M. Christian Cambon, sénateur. Merci, Monsieur le ministre, pour votre exposé très technique et très complet. Je voudrais faire un constat et poser deux questions.

Le constat, c’est que la France est malheureusement devenue une cible privilégiée des terroristes, et même la cible numéro un, si l’on se livre à une comptabilité macabre ; dans l’opinion publique nombre de gens se demandent si les efforts militaires que vous venez de décrire ne contribuent pas à nous surexposer vis-à-vis des terroristes, qui font de notre pays la première cible de leur vengeance.

Qui plus est, en entendant le Premier ministre annoncer de nouveaux attentats et de nouvelles victimes, on peut se demander si c’est le rôle du Gouvernement que de se faire l’oiseau de mauvais augure. Au-delà, le président Raffarin a évoqué une situation qui dure depuis plusieurs années : les États-Unis se sont désengagés d’Irak, d’Afghanistan, et se battent avec des moyens assez différents des nôtres. Ne sommes-nous pas en train de devenir le gendarme auxiliaire de l’univers ? Ne sommes-nous pas, du fait de la quantité de bombes que nous larguons et des forces que nous envoyons, emmenés dans une glissade que nous ne maîtrisons plus ? Vous dites que nous ne sommes toujours pas engagés dans les combats terrestres, mais nous envoyons des conseillers militaires pour servir des canons de grande portée. Cette stratégie, qui consiste, pour reprendre vos propres termes, à « frapper au cœur », ne conduira-t-elle pas en retour la France à être elle-même de plus en plus frappée au cœur ?

Je perçois un décrochage dans l’opinion. Par rapport à la période du lancement, dans l’unité nationale, de l’opération Barkhane en Afrique, nombre de nos concitoyens commencent à se demander si la mise en œuvre d’autant de moyens ne va pas nous exposer à la triste compensation de cet engagement, autrement dit à de plus en plus d’attentats. La journée d’aujourd’hui ne fera qu’amplifier les choses. Une tout autre perception est en train de se faire jour dans l’opinion française.

La France mène cet engagement très courageusement, sous ses couleurs, avec son porte-avions et ses régiments, et il faut leur en rendre hommage. Or, de leur côté, les États-Unis recourent quant à eux de plus en plus à des milices privées, à des armées de mercenaires. Tout le monde a entendu parler d’Academi, l’ancienne Blackwater et de ces anciens combattants américains rémunérés par le privé. Cela produit une sorte de dilution de l’image de l’engagement américain, avec des gens venant de nulle part mais qui malgré tout préservent les intérêts américains, tandis que nous sommes quant à nous plus visibles, et du coup plus exposés en termes médiatiques. Cela n’est-il pas un élément pouvant poser problème ?

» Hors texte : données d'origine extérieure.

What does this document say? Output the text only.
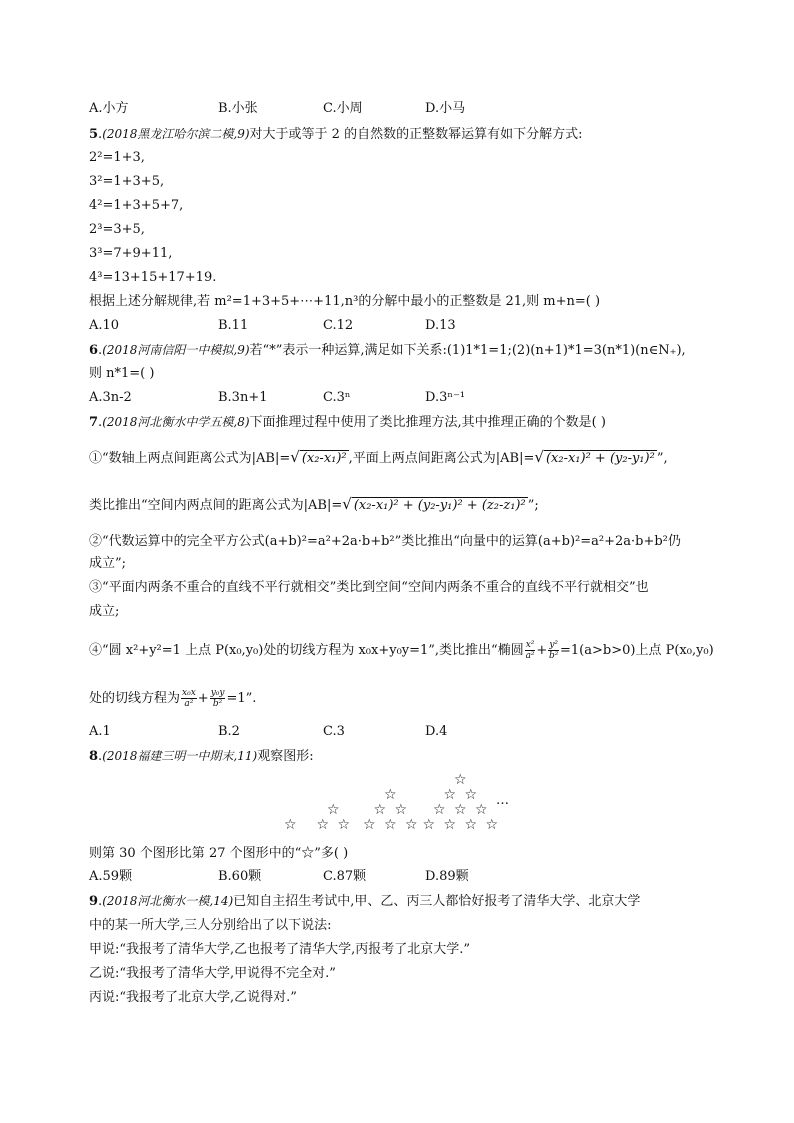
A.小方	B.小张	C.小周	D.小马
5.(2018黑龙江哈尔滨二模,9)对大于或等于 2 的自然数的正整数幂运算有如下分解方式:
2²=1+3,
3²=1+3+5,
4²=1+3+5+7,
2³=3+5,
3³=7+9+11,
4³=13+15+17+19.
根据上述分解规律,若 m²=1+3+5+⋯+11,n³的分解中最小的正整数是 21,则 m+n=( )
A.10	B.11	C.12	D.13
6.(2018河南信阳一中模拟,9)若“*”表示一种运算,满足如下关系:(1)1*1=1;(2)(n+1)*1=3(n*1)(n∈N₊),
则 n*1=( )
A.3n-2	B.3n+1	C.3ⁿ	D.3ⁿ⁻¹
7.(2018河北衡水中学五模,8)下面推理过程中使用了类比推理方法,其中推理正确的个数是( )
①“数轴上两点间距离公式为|AB|=√ (x₂-x₁)² ,平面上两点间距离公式为|AB|=√ (x₂-x₁)² + (y₂-y₁)² ”,
类比推出“空间内两点间的距离公式为|AB|=√ (x₂-x₁)² + (y₂-y₁)² + (z₂-z₁)² ”;
②“代数运算中的完全平方公式(a+b)²=a²+2a·b+b²”类比推出“向量中的运算(a+b)²=a²+2a·b+b²仍
成立”;
③“平面内两条不重合的直线不平行就相交”类比到空间“空间内两条不重合的直线不平行就相交”也
成立;
④“圆 x²+y²=1 上点 P(x₀,y₀)处的切线方程为 x₀x+y₀y=1”,类比推出“椭圆 $\frac{\text{x²}}{\text{a²}} + \frac{\text{y²}}{\text{b²}} =1(a>b>0)$上点 P(x₀,y₀)
处的切线方程为 $\frac{\text{x₀x}}{\text{a²}} + \frac{\text{y₀y}}{\text{b²}} =1$”.
A.1	B.2	C.3	D.4
8.(2018福建三明一中期末,11)观察图形:
☆
☆
☆ ☆
☆
☆ ☆
☆ ☆ ☆
☆
☆ ☆
☆ ☆ ☆
☆ ☆ ☆ ☆
…
则第 30 个图形比第 27 个图形中的“☆”多( )
A.59颗	B.60颗	C.87颗	D.89颗
9.(2018河北衡水一模,14)已知自主招生考试中,甲、乙、丙三人都恰好报考了清华大学、北京大学
中的某一所大学,三人分别给出了以下说法:
甲说:“我报考了清华大学,乙也报考了清华大学,丙报考了北京大学.”
乙说:“我报考了清华大学,甲说得不完全对.”
丙说:“我报考了北京大学,乙说得对.”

Enfin, des évaluations sont-elles conduites sur les bombardements ? Les chiffres sont considérables : 15 000 sorties de la coalition, dont une part significative de frappes de la France. Disposez-vous d’évaluations pour que vous-même et les chefs militaires qui vous entourent soyez dirigés dans vos décisions ? Au lendemain de l’attentat de Nice, le Président de la République a évoqué l’intervention de l’artillerie ; vous l’avez confirmée. Est-ce avec des canons de longue portée que l’on va attaquer Mossoul ? Nous savons que le bouclier humain est une stratégie communément utilisée par nos adversaires. Certains de nos partenaires européens ont critiqué l’intervention en Libye, estimant que la France risquait de gêner l’effort de réconciliation. Notre Commission des affaires étrangères a entendu l’ambassadeur de France dire lui-même qu’il ne fallait traiter en aucun cas avec le général Haftar ; visiblement, les points de vue divergent d’un ministère à l’autre… Et nous avons perdu trois sous-officiers, vraisemblablement victimes non d’un accident mais d’un tir de missile.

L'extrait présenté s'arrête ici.